On the results page, you will see three essential columns:

  • The left column shows several search refinements for the basic search, including document type (Articles or Legal documents), date range, and sort by relevance or date
  • The center column contains the search results, which are in default order by relevance
    • Search results usually contain a linked title of the article, the basic citation information beneath, followed by a brief abstract from the text
  • The right column will help distinguish which articles are available through Duquesne's website, or available as PDFs through another institution.

A screenshot of a results page with the left-hand "Limit and Sort" options outlined. Also noted is the article title (which you can click to access the abstract) and right-side FullTextFinder links with text "These links indicate Duquesne might have full-text"

Advanced Search

To do an advanced search in Google Scholar:

  • Click the menu icon:

Screenshot of Google Scholar with top-left hamburger menu outlined

  • Click Advanced Search:

Screenshot of hamburger menu options with "Advanced search" outlined 

  • Enter search terms, exact phrases, search through specific authors/publications, and create a custom date range:

Screenshot of advanced search with several boxes filled in. The first is "Find articles...with all of the words" with "disease" typed in; the second is "Find articles...with the exact phrase" with "water pollution" filled in; the third is "Return articles dated between" with 2006 and 2018 filled in

LibKey Nomad in Google Scholar:

After you install LibKey Nomad, it will automatically scan for PDFs and direct links wherever your browse, this includes Google Scholar. 

Try clicking the title and if you have LibKey installed it will find the PDF for you. 

You will be given an option to click the button to download the PDF. 

If a PDF is not available, LibKey will provide a direct link for you to click. 

For more information on LibKey Nomad at Duquesne, see our full guide. 


Find Full-Text

After finding a resource, click the Full Text Finder @ Duquesne link on the far right to access Gumberg Library's resources.

When the Full Text Finder window opens, it presents options to get full text. 

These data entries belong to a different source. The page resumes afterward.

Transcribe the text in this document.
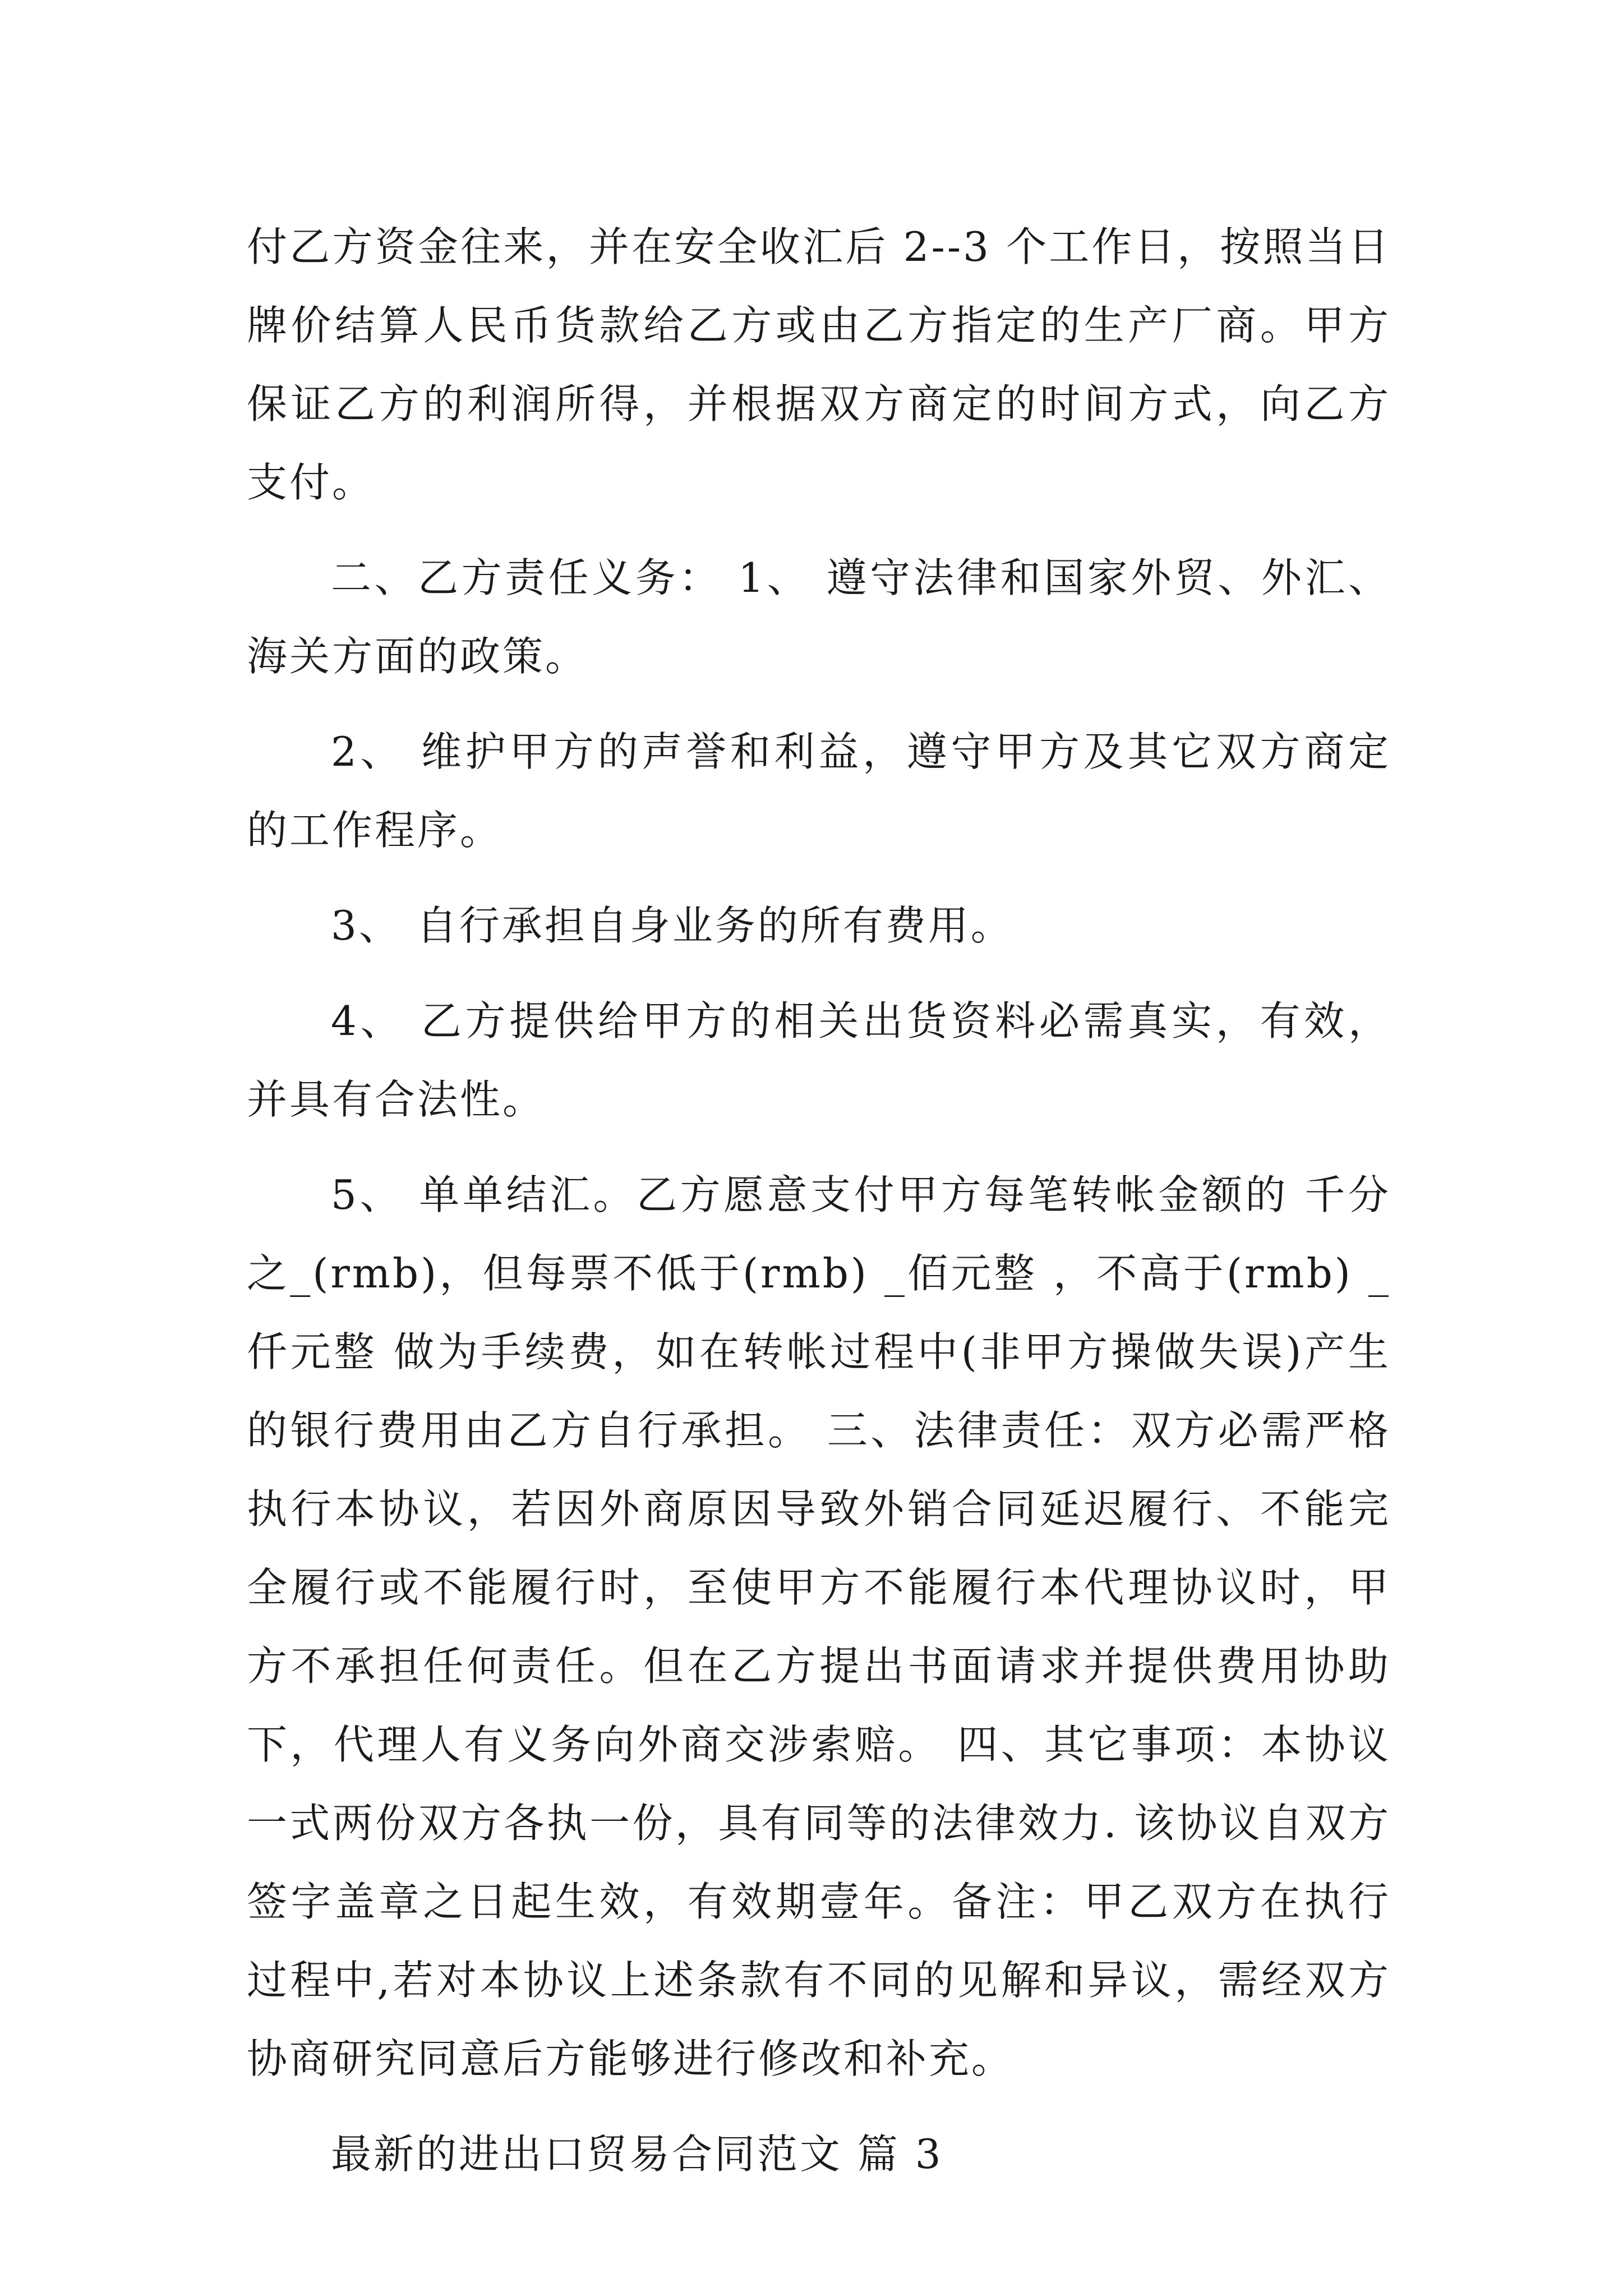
付乙方资金往来，并在安全收汇后 2--3 个工作日，按照当日牌价结算人民币货款给乙方或由乙方指定的生产厂商。甲方保证乙方的利润所得，并根据双方商定的时间方式，向乙方支付。

二、乙方责任义务： 1、 遵守法律和国家外贸、外汇、海关方面的政策。

2、 维护甲方的声誉和利益，遵守甲方及其它双方商定的工作程序。

3、 自行承担自身业务的所有费用。

4、 乙方提供给甲方的相关出货资料必需真实，有效，并具有合法性。

5、 单单结汇。乙方愿意支付甲方每笔转帐金额的 千分之_(rmb)，但每票不低于(rmb) _佰元整 ，不高于(rmb) _仟元整 做为手续费，如在转帐过程中(非甲方操做失误)产生的银行费用由乙方自行承担。 三、法律责任：双方必需严格执行本协议，若因外商原因导致外销合同延迟履行、不能完全履行或不能履行时，至使甲方不能履行本代理协议时，甲方不承担任何责任。但在乙方提出书面请求并提供费用协助下，代理人有义务向外商交涉索赔。 四、其它事项：本协议一式两份双方各执一份，具有同等的法律效力. 该协议自双方签字盖章之日起生效，有效期壹年。备注：甲乙双方在执行过程中,若对本协议上述条款有不同的见解和异议，需经双方协商研究同意后方能够进行修改和补充。

最新的进出口贸易合同范文 篇 3
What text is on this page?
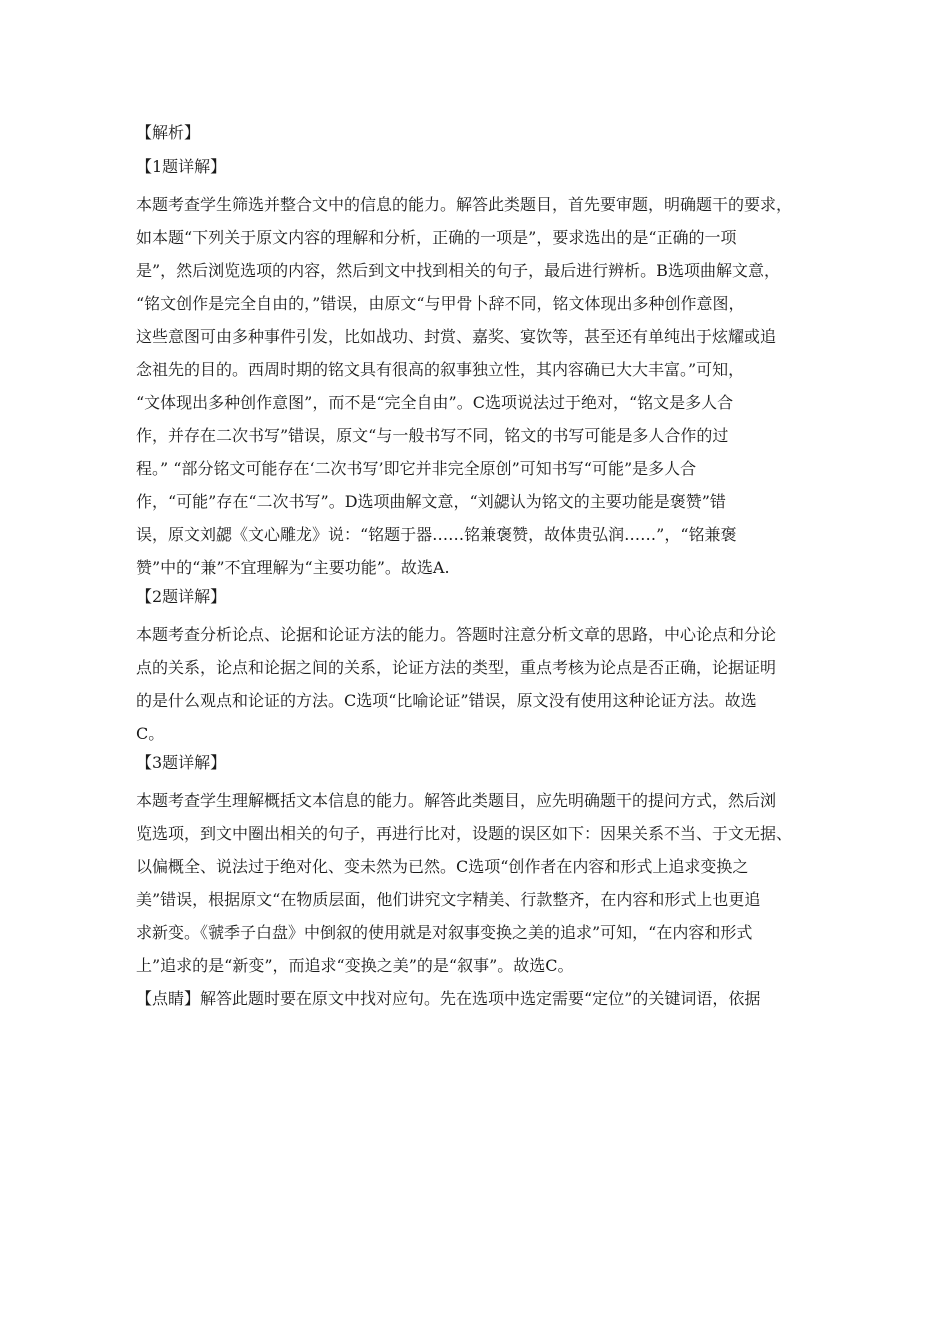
【解析】
【1题详解】
本题考查学生筛选并整合文中的信息的能力。解答此类题目，首先要审题，明确题干的要求，
如本题“下列关于原文内容的理解和分析，正确的一项是”，要求选出的是“正确的一项
是”，然后浏览选项的内容，然后到文中找到相关的句子，最后进行辨析。B选项曲解文意，
“铭文创作是完全自由的，”错误，由原文“与甲骨卜辞不同，铭文体现出多种创作意图，
这些意图可由多种事件引发，比如战功、封赏、嘉奖、宴饮等，甚至还有单纯出于炫耀或追
念祖先的目的。西周时期的铭文具有很高的叙事独立性，其内容确已大大丰富。”可知，
“文体现出多种创作意图”，而不是“完全自由”。C选项说法过于绝对，“铭文是多人合
作，并存在二次书写”错误，原文“与一般书写不同，铭文的书写可能是多人合作的过
程。” “部分铭文可能存在‘二次书写’即它并非完全原创”可知书写“可能”是多人合
作，“可能”存在“二次书写”。D选项曲解文意，“刘勰认为铭文的主要功能是褒赞”错
误，原文刘勰《文心雕龙》说：“铭题于器……铭兼褒赞，故体贵弘润……”，“铭兼褒
赞”中的“兼”不宜理解为“主要功能”。故选A.
【2题详解】
本题考查分析论点、论据和论证方法的能力。答题时注意分析文章的思路，中心论点和分论
点的关系，论点和论据之间的关系，论证方法的类型，重点考核为论点是否正确，论据证明
的是什么观点和论证的方法。C选项“比喻论证”错误，原文没有使用这种论证方法。故选
C。
【3题详解】
本题考查学生理解概括文本信息的能力。解答此类题目，应先明确题干的提问方式，然后浏
览选项，到文中圈出相关的句子，再进行比对，设题的误区如下：因果关系不当、于文无据、
以偏概全、说法过于绝对化、变未然为已然。C选项“创作者在内容和形式上追求变换之
美”错误，根据原文“在物质层面，他们讲究文字精美、行款整齐，在内容和形式上也更追
求新变。《虢季子白盘》中倒叙的使用就是对叙事变换之美的追求”可知，“在内容和形式
上”追求的是“新变”，而追求“变换之美”的是“叙事”。故选C。
【点睛】解答此题时要在原文中找对应句。先在选项中选定需要“定位”的关键词语，依据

If you cannot find electronic full text, click ILL. Full Text Finder will redirect you to the ILLiad Logon. You will need to login using your Duquesne University MultiPass credentials.

A screenshot of the ILLiad logon box


After you login, the information for the article is automatically filled in; all you have to do is scroll down and submit your request.


If the "FullTextFinder@Duquesne" does not appear on the right, try these options:

Click on a link if it appears on the far right. The link usually contains the resource in HTML or PDF formats.

Click on the title of the document. If the resource asks for a payment, do not purchase the article or book.

Google Scholar also utilizes open access materials. These are scholarly materials available for free through links to anyone from that publisher's website. 

With LibKey Nomad installed, if you don't see a side link, click the article and LibKey will search for full text and provide you a button if available. 

Another option is searching DUQSearch with the citation information. If you still cannot find full text, please contact a librarian.